Perang yang dimulai Rusia dengan tujuan untuk melucuti senjata Ukraina dan mengikuti permintaan otoritas wilayah Donetsk dan Luhansk di Donbass hingga kini terus berlanjut.
Negara-negara Barat, terutama Amerika Serikat dan Inggris, memicu konflik di negara ini dengan menjatuhkan berbagai sanksi terhadap Moskow, serta mengirim senjata dan peralatan ke Ukraina, dan mencegah Kyiv duduk di meja perundingan damai.
Perwakilan Rusia di organisasi internasional yang berbasis di Jenewa dalam sebuah pernyataan hari Minggu (21/8/2022) mengatakan tidak akan ada pertemuan langsung antara Vladimir Putin dan Volodymyr Zelensky.
"Kami tidak melihat kemungkinan solusi diplomatik di Ukraina dan kami memperkirakan konflik akan berlanjung lama," tegasnya.
Di tengah berlanjutnya konflik militer di Ukraina, beberapa mediator, termasuk Turki dan PBB, berusaha untuk mengurangi ketegangan dan menyelesaikan krisis politik dan diplomatik di Ukraina.
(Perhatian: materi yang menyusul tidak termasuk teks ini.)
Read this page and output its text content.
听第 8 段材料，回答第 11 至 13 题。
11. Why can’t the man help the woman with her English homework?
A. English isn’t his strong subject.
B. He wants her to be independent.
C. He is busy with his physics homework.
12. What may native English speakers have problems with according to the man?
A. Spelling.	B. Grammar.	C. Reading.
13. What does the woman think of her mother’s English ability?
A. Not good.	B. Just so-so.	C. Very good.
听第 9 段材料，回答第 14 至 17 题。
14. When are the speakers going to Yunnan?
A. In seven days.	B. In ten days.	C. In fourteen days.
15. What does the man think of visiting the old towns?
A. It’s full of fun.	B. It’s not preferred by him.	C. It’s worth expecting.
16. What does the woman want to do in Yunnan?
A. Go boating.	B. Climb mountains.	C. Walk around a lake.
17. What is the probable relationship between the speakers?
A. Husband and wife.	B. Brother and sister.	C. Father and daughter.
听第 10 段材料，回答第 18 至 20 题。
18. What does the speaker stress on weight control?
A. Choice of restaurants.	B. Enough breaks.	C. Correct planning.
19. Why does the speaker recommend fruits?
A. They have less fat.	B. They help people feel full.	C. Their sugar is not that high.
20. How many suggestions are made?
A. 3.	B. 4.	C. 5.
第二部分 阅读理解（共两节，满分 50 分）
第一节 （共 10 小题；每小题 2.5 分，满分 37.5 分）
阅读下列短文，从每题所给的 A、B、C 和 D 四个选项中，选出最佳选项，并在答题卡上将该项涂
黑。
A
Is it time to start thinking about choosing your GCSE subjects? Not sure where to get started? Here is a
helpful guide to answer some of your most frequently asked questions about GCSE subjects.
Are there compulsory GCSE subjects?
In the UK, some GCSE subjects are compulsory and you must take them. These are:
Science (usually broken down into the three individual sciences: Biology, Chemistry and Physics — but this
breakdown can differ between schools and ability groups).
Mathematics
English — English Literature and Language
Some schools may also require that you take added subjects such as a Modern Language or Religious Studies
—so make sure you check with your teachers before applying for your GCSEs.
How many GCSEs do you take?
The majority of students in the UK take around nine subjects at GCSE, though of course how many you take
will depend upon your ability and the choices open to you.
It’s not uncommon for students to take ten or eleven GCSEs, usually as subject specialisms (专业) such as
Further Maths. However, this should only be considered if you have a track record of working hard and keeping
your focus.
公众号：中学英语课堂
Namun, bantuan senjata negara-negara Barat ke Ukraina telah menyebabkan eskalasi ketegangan dalam beberapa pekan terakhir dan konflik telah menyebar ke daerah lain, termasuk Semenanjung Krimea.
Sementara itu, Kanselir Jerman Olaf Schultz hari Minggu bahwa Jerman akan membantu Ukraina sebanyak yang diperlukan, tetapi konflik tidak boleh meningkat, dan ini adalah prinsip dasar Berlin.(PH)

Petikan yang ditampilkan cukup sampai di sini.